Treating clinical mastitis 

If it’s the cow’s first case of mastitis in lactation, start treatment with intramammary tubes immediately. In high-cell-count herds, you can delay treating mild and moderate repeat cases (with only a few flecks in the milk and little or no swelling in the udder) while you assess individual cow history and cell count. In this case, it’s important to segregate these cows from the rest of the herd.   

You may decide to use only anti-inflammatories for mild or moderate cases in cows with chronic mastitis that you plan to cull.  

Length of treatment  

One of the most important factors affecting cure is the length of the treatment course, with longer treatment courses more likely to be successful. To ensure a full bacteriological cure, you should finish treatment courses even if the clinical signs appear cured.  
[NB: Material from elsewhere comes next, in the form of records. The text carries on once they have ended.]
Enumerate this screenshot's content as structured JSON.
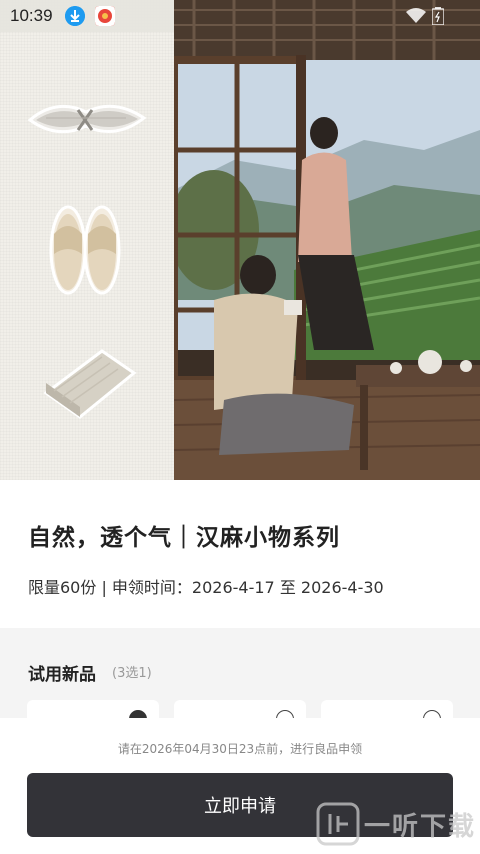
{
  "status_bar": {
    "time": "10:39",
    "icons": [
      "download-icon",
      "app-notification-icon",
      "wifi-icon",
      "battery-icon"
    ]
  },
  "hero": {
    "products": [
      "scarf-icon",
      "slippers-icon",
      "towel-icon"
    ],
    "scene": "photo-two-people-tea-room"
  },
  "product": {
    "title": "自然，透个气｜汉麻小物系列",
    "meta": "限量60份 | 申领时间：2026-4-17 至 2026-4-30"
  },
  "trial": {
    "title": "试用新品",
    "subtitle": "(3选1)",
    "options_selected": [
      true,
      false,
      false
    ]
  },
  "footer": {
    "deadline": "请在2026年04月30日23点前，进行良品申领",
    "apply_label": "立即申请"
  },
  "watermark": {
    "text": "一听下载"
  },
  "colors": {
    "button_bg": "#333338",
    "section_bg": "#f4f4f4",
    "accent_blue": "#1e9bf0"
  }
}
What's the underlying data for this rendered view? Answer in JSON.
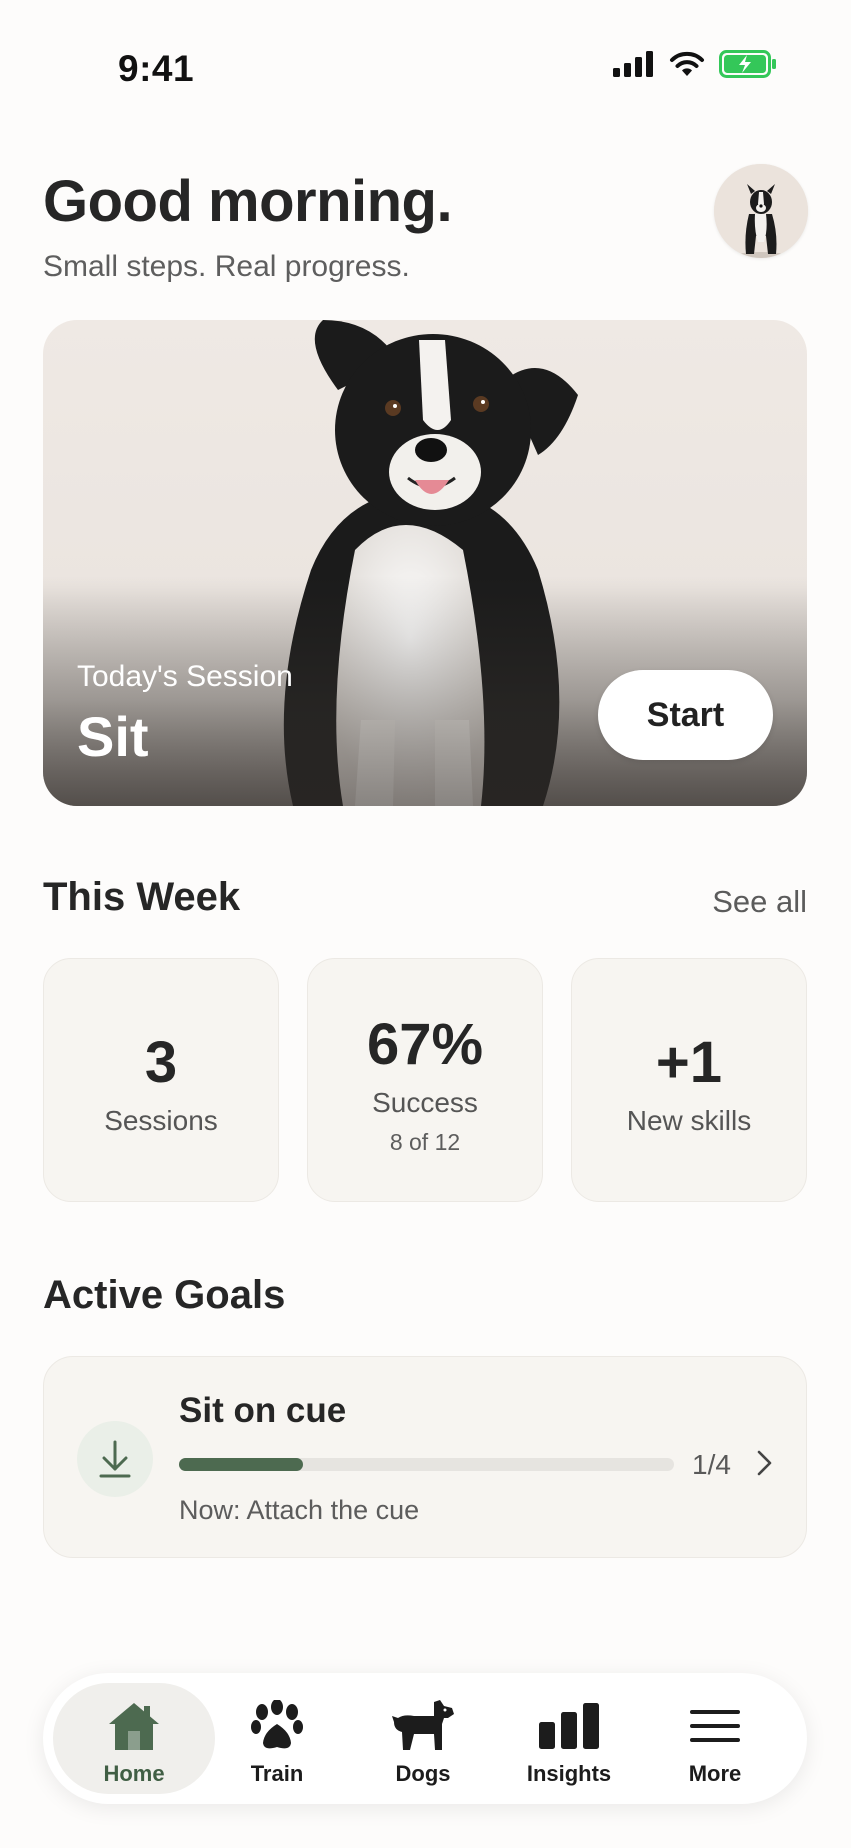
{
  "status_bar": {
    "time": "9:41"
  },
  "header": {
    "greeting": "Good morning.",
    "tagline": "Small steps. Real progress."
  },
  "hero": {
    "subtitle": "Today's Session",
    "title": "Sit",
    "start_label": "Start"
  },
  "this_week": {
    "title": "This Week",
    "see_all": "See all",
    "stats": [
      {
        "value": "3",
        "label": "Sessions"
      },
      {
        "value": "67%",
        "label": "Success",
        "detail": "8 of 12"
      },
      {
        "value": "+1",
        "label": "New skills"
      }
    ]
  },
  "active_goals": {
    "title": "Active Goals",
    "goals": [
      {
        "name": "Sit on cue",
        "progress": 0.25,
        "count": "1/4",
        "step": "Now: Attach the cue"
      }
    ]
  },
  "tabbar": {
    "items": [
      {
        "label": "Home",
        "icon": "home-icon",
        "active": true
      },
      {
        "label": "Train",
        "icon": "paw-icon"
      },
      {
        "label": "Dogs",
        "icon": "dog-icon"
      },
      {
        "label": "Insights",
        "icon": "bar-chart-icon"
      },
      {
        "label": "More",
        "icon": "menu-icon"
      }
    ]
  },
  "colors": {
    "accent": "#4d6a50",
    "background": "#fdfcfb",
    "card": "#f7f5f1",
    "battery": "#34c759"
  }
}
You may be able to improve cure rates by extending intramammary treatment for five to eight days. In most cases, this will be an off-label antibiotic use, and you will need to extend withdrawal periods. Off-label use must be agreed with your vet on a case-by-case basis.  

Injectable antibiotics should not be routinely used to treat mastitis.

Treating subclinical mastitis 

Cows with an SCC of over 200,000 cells/ml are likely to be carrying infections. If this applies to more than 10% of the cows in your herd, your farm will have a higher risk of contagious mastitis spread.  

In contagious-pattern herds, it may be reasonable in the short term to treat cows with a high SCC (more than one SCC over 250,000 cells/ml) to reduce mastitis cases and infection pressure. However, it’s not a good strategy for controlling mastitis in the medium or long term.